The reason behind this privilege is obvious. As it was aptly said, "Public policy, the welfare of society,
and the orderly administration of government have demanded protection for public opinion. The
inevitable and incontestible result has been the development and adoption of the doctrine of
privilege" (U. S. v. Bustos, 37 Phil. 731, 742). On another occasion it was emphasized that "The
doctrine of privilege communications rests upon public policy, "which looks to the free and unfettered
administration of justice, though, as an incidental result, it may in some instances afford an immunity
to the evil-disposed and malignant slander'." (Abbott v. National Bank of Commerce, Tacoma, 175 U.
S. 409, 411. Emphasis supplied.) .

While the present case involves an incident of contempt the same is akin to a case of libel for both
constitute limitations upon freedom of the press or freedom of expression guaranteed by our
Constitution. So what is considered a privilege in one may likewise be considered in the other. The
same safeguard should be extended to one whether anchored in freedom of the press or freedom of
expression. Therefore, this principle regarding privileged communications can also be invoked in
favor of appellant.

A circumstance that mitigates the behavior of appellant is his compelling duly as he sees it to serve
public opinion by reporting matters of public concern.
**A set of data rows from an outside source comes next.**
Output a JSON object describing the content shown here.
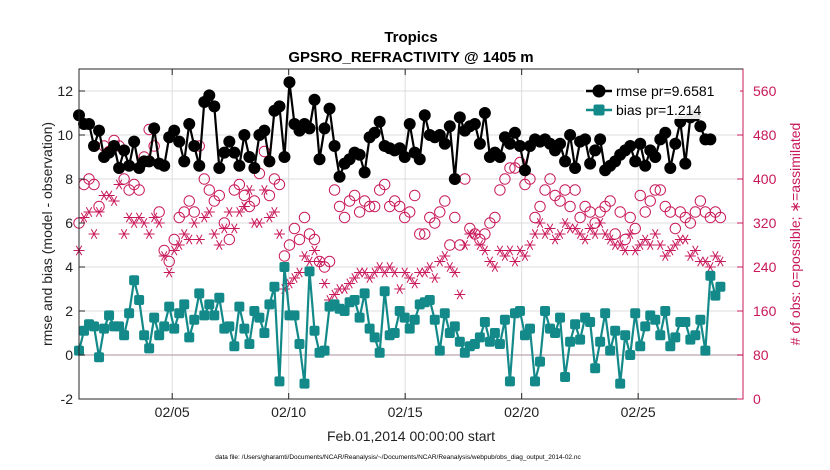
{
  "chart_data": {
    "type": "line",
    "title": "Tropics",
    "subtitle": "GPSRO_REFRACTIVITY @ 1405 m",
    "xlabel": "Feb.01,2014 00:00:00 start",
    "ylabel": "rmse and bias (model - observation)",
    "y2label": "# of obs: o=possible; ∗=assimilated",
    "footer": "data file: /Users/gharamti/Documents/NCAR/Reanalysis/~/Documents/NCAR/Reanalysis/webpub/obs_diag_output_2014-02.nc",
    "xlim": [
      1,
      29.5
    ],
    "ylim": [
      -2,
      13
    ],
    "y2lim": [
      0,
      600
    ],
    "x_ticks": [
      5,
      10,
      15,
      20,
      25
    ],
    "x_tick_labels": [
      "02/05",
      "02/10",
      "02/15",
      "02/20",
      "02/25"
    ],
    "y_ticks": [
      -2,
      0,
      2,
      4,
      6,
      8,
      10,
      12
    ],
    "y_tick_labels": [
      "-2",
      "0",
      "2",
      "4",
      "6",
      "8",
      "10",
      "12"
    ],
    "y2_ticks": [
      0,
      80,
      160,
      240,
      320,
      400,
      480,
      560
    ],
    "y2_tick_labels": [
      "0",
      "80",
      "160",
      "240",
      "320",
      "400",
      "480",
      "560"
    ],
    "zero_line": 0,
    "legend": {
      "position": "top-right",
      "entries": [
        "rmse pr=9.6581",
        "bias pr=1.214"
      ]
    },
    "colors": {
      "rmse": "#000000",
      "bias": "#138a89",
      "obs": "#c8195a",
      "zero": "#c8b3bd"
    },
    "series": [
      {
        "name": "rmse pr=9.6581",
        "values": [
          10.9,
          10.5,
          10.5,
          9.5,
          10.2,
          9.0,
          9.2,
          9.5,
          8.5,
          9.3,
          8.6,
          9.7,
          8.5,
          8.8,
          8.8,
          10.3,
          8.7,
          8.6,
          9.9,
          10.2,
          9.7,
          8.8,
          10.5,
          9.5,
          8.6,
          11.5,
          11.8,
          11.3,
          8.5,
          9.2,
          9.7,
          9.2,
          8.6,
          10.0,
          9.0,
          8.5,
          10.0,
          10.2,
          8.8,
          11.1,
          11.3,
          9.0,
          12.4,
          10.5,
          10.2,
          10.5,
          10.3,
          11.6,
          8.9,
          10.3,
          11.2,
          9.5,
          8.1,
          8.7,
          8.9,
          9.2,
          9.1,
          8.3,
          9.9,
          10.1,
          10.6,
          9.5,
          9.4,
          9.3,
          9.4,
          9.0,
          10.5,
          9.2,
          8.9,
          10.9,
          10.0,
          9.9,
          10.0,
          9.6,
          10.4,
          8.0,
          10.8,
          10.2,
          10.4,
          10.5,
          9.6,
          11.0,
          9.0,
          9.2,
          9.0,
          9.9,
          9.6,
          10.1,
          9.5,
          8.4,
          9.5,
          9.8,
          9.7,
          9.8,
          9.6,
          9.3,
          9.6,
          8.8,
          10.0,
          8.5,
          9.7,
          9.8,
          8.7,
          9.3,
          9.8,
          8.4,
          8.6,
          8.8,
          9.1,
          9.3,
          9.5,
          8.8,
          9.6,
          8.6,
          9.3,
          9.0,
          9.8,
          10.1,
          8.5,
          9.6,
          10.6,
          8.7,
          10.8,
          10.9,
          10.4,
          9.8,
          9.8
        ]
      },
      {
        "name": "bias pr=1.214",
        "values": [
          0.2,
          1.1,
          1.4,
          1.3,
          -0.1,
          1.2,
          1.8,
          1.3,
          1.3,
          0.9,
          1.9,
          3.4,
          2.5,
          0.9,
          0.3,
          1.7,
          0.9,
          1.3,
          2.2,
          1.2,
          1.9,
          2.3,
          0.8,
          1.6,
          2.8,
          1.8,
          2.3,
          1.8,
          2.6,
          1.2,
          1.3,
          0.4,
          2.2,
          1.2,
          0.5,
          2.0,
          1.7,
          1.0,
          2.3,
          3.1,
          -1.2,
          4.0,
          1.8,
          1.8,
          0.5,
          -1.3,
          3.8,
          1.1,
          0.1,
          0.2,
          2.2,
          2.3,
          2.1,
          2.0,
          2.4,
          2.5,
          1.7,
          2.8,
          1.2,
          0.8,
          0.1,
          2.9,
          0.9,
          1.0,
          2.0,
          1.7,
          1.2,
          1.6,
          2.3,
          2.4,
          2.5,
          1.6,
          0.2,
          1.9,
          1.0,
          1.3,
          0.6,
          0.1,
          0.4,
          0.5,
          0.8,
          1.5,
          0.6,
          1.0,
          0.5,
          1.6,
          -1.2,
          1.9,
          2.0,
          0.9,
          1.2,
          -1.2,
          -0.3,
          2.0,
          1.2,
          1.0,
          1.7,
          -1.0,
          0.6,
          1.4,
          0.7,
          1.7,
          1.5,
          -0.6,
          0.6,
          1.9,
          0.2,
          1.1,
          -1.3,
          0.9,
          0.0,
          1.9,
          0.4,
          1.3,
          1.8,
          1.6,
          0.9,
          2.0,
          0.4,
          0.8,
          1.5,
          1.5,
          0.7,
          0.9,
          1.6,
          0.2,
          3.6,
          2.7,
          3.1
        ]
      },
      {
        "name": "possible",
        "axis": "right",
        "values": [
          320,
          390,
          400,
          390,
          350,
          460,
          450,
          470,
          460,
          400,
          380,
          390,
          380,
          440,
          490,
          460,
          340,
          270,
          250,
          290,
          330,
          340,
          360,
          340,
          460,
          400,
          380,
          360,
          370,
          320,
          290,
          380,
          390,
          370,
          350,
          360,
          410,
          450,
          370,
          400,
          390,
          260,
          280,
          310,
          290,
          330,
          300,
          290,
          250,
          240,
          250,
          380,
          350,
          330,
          360,
          370,
          340,
          360,
          350,
          350,
          380,
          390,
          350,
          360,
          350,
          330,
          340,
          370,
          300,
          300,
          330,
          320,
          340,
          360,
          280,
          330,
          280,
          400,
          310,
          300,
          290,
          300,
          320,
          330,
          380,
          400,
          420,
          420,
          430,
          390,
          400,
          330,
          350,
          380,
          400,
          370,
          360,
          380,
          350,
          380,
          330,
          350,
          340,
          320,
          340,
          350,
          360,
          300,
          340,
          290,
          330,
          310,
          370,
          340,
          360,
          380,
          380,
          350,
          340,
          310,
          340,
          330,
          320,
          340,
          360,
          340,
          330,
          340,
          330
        ]
      },
      {
        "name": "assimilated",
        "axis": "right",
        "values": [
          270,
          330,
          340,
          300,
          340,
          370,
          370,
          360,
          390,
          300,
          330,
          320,
          330,
          320,
          300,
          330,
          320,
          260,
          230,
          270,
          280,
          300,
          290,
          320,
          290,
          330,
          340,
          300,
          280,
          310,
          340,
          310,
          340,
          350,
          380,
          320,
          320,
          380,
          330,
          340,
          300,
          200,
          210,
          220,
          230,
          260,
          250,
          270,
          250,
          210,
          180,
          190,
          200,
          200,
          210,
          220,
          230,
          230,
          220,
          230,
          240,
          230,
          240,
          230,
          200,
          230,
          220,
          210,
          230,
          230,
          240,
          220,
          250,
          260,
          240,
          230,
          190,
          280,
          300,
          300,
          280,
          270,
          250,
          240,
          270,
          260,
          270,
          250,
          270,
          260,
          280,
          300,
          320,
          300,
          310,
          290,
          300,
          320,
          310,
          310,
          300,
          290,
          310,
          300,
          320,
          300,
          290,
          280,
          280,
          270,
          300,
          270,
          280,
          290,
          280,
          300,
          280,
          260,
          270,
          280,
          290,
          290,
          260,
          270,
          250,
          250,
          240,
          260,
          250
        ]
      }
    ]
  }
}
He acted imbued with this spirit and compelled
by this duty. His main function is to gather news of public interest for his newspaper from sources
available to him which at times come under adverse circumstances and this he has a perfect right to
do provided that his source comes within the realm of law. In legal parlance, we may say that this
source should be one not of confidential nature or not banned for publication. Otherwise, its
privileged nature is destroyed. He then becomes amenable to prosecution or disciplinary action. This
situation does not here obtain. The source wherefrom appellant obtained the facts of his story was
not confidential. Apparently, the investigation was not held behind closed doors, because it was an
investigation where the public was not prohibited. For this laxity he should not be blamed. It is the
fault of the agents of the law.

We wish to make one observation on this point. We have of late observed that the of the law called
upon to investigate a case which involves a violation of the law or a commission of a crime are prone
to conduct their investigations opening and publicly even if their purpose is merely to find if there is
probable cause that may warrant formal prosecution. This happened not only in this particular case
but in others that have come to the official knowledge of the court. This practice should be stopped
not only because of the preliminary character of the inquiry but especially to save consequent
annoyance or embarrassment, if not a loss of reputation, on the part of those subject of investigation
who may later turn out to be innocent. There is even a case where the fiscal has conducted a
preliminary inquiry in the presence of newspapermen who were even allowed to ask questions to
witnesses. It is high time that their attention be called to impropriety of such a practice which is not
conducive to the proper administration of justice, for its pernicious effects are not only to reveal the
evidence of the prosecution prematurely but to annoy and embarrass those who may otherwise be
found innocent of the charge. Our duty is to save embarrassment and to insure an affirmative
prosecution. This admonition goes not only to public prosecutors but to administrative investigation
agents of our government as well.

The foregoing considerations lead us to no other conclusion than that appellant is not guilty of the
contempt charge and, hence, he should be acquitted.

WHEREFORE, the decision appealed from is reversed. No costs.